You have a right to request that we amend your health information that you believe is incorrect or incomplete. You must make a request to amend in writing, and include the reasons you believe the information is inaccurate or incomplete. We are not required to change your health information, and will provide you with information about this medical practice’s denial and how you can disagree with the denial. We may deny your request if we do not have the information, if we did not create the information (unless the person or entity that created the information is no longer available to make the amendment), if you would not be permitted to inspect or copy the information at issue, or if the information is accurate and complete as is.  If we deny your request, you may submit a written statement of your disagreement with that decision, and we may, in turn, prepare a written rebuttal. All information related to any request to amend will be maintained and disclosed in conjunction with any subsequent disclosure of the disputed information.

Right to a Paper or Electronic Copy of this Notice.
You have a right to receive a notice of our legal duties and privacy practices with respect to your health information, including a right to a paper copy of this Notice of Privacy Practices, even if you have previously requested its receipt by e-mail.
If you would like to have a more detailed explanation of these rights or if you would like to exercise one or more of these rights, contact the address listed above of this Notice of Privacy Practices.

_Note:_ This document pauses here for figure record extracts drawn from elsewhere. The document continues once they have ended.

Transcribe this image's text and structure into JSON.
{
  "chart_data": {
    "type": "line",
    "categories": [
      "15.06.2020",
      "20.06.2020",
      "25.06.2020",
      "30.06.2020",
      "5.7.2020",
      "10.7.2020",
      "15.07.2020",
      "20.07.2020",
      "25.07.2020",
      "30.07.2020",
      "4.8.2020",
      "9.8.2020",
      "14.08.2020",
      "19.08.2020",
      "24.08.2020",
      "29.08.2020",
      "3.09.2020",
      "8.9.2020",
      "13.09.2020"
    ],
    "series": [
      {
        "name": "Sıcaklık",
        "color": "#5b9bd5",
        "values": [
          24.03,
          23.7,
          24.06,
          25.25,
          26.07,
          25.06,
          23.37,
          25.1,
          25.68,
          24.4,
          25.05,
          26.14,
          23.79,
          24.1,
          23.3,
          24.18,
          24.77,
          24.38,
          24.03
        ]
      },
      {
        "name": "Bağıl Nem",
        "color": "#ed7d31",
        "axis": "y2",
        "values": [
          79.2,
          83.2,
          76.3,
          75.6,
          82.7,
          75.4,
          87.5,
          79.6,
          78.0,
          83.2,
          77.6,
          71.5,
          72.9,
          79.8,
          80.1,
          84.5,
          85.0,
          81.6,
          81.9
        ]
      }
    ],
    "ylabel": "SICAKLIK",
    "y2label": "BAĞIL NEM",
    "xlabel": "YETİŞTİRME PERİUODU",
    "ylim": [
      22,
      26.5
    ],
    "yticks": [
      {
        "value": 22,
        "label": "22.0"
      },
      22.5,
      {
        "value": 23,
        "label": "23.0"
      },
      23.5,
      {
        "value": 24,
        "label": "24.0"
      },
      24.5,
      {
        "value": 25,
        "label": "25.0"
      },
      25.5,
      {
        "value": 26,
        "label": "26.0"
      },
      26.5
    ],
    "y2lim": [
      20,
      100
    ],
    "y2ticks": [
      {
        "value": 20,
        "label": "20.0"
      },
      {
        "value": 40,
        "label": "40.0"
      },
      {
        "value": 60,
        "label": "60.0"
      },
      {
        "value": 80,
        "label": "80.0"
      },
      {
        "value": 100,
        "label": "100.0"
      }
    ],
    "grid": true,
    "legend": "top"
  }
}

Changes to this Notice of Privacy Practices: We reserve the right to amend this Notice of Privacy Practices at any time in the future. After an amendment is made, the revised Notice of Privacy Protections will apply to all protected health information that we maintain, regardless of when it was created or received. We will post the current notice on our website: www.summitindustrial.org

Complaints: Complaints about this Notice of Privacy Practices or how this medical practice handles your health information should be directed to the address listed above of this notice of privacy practices.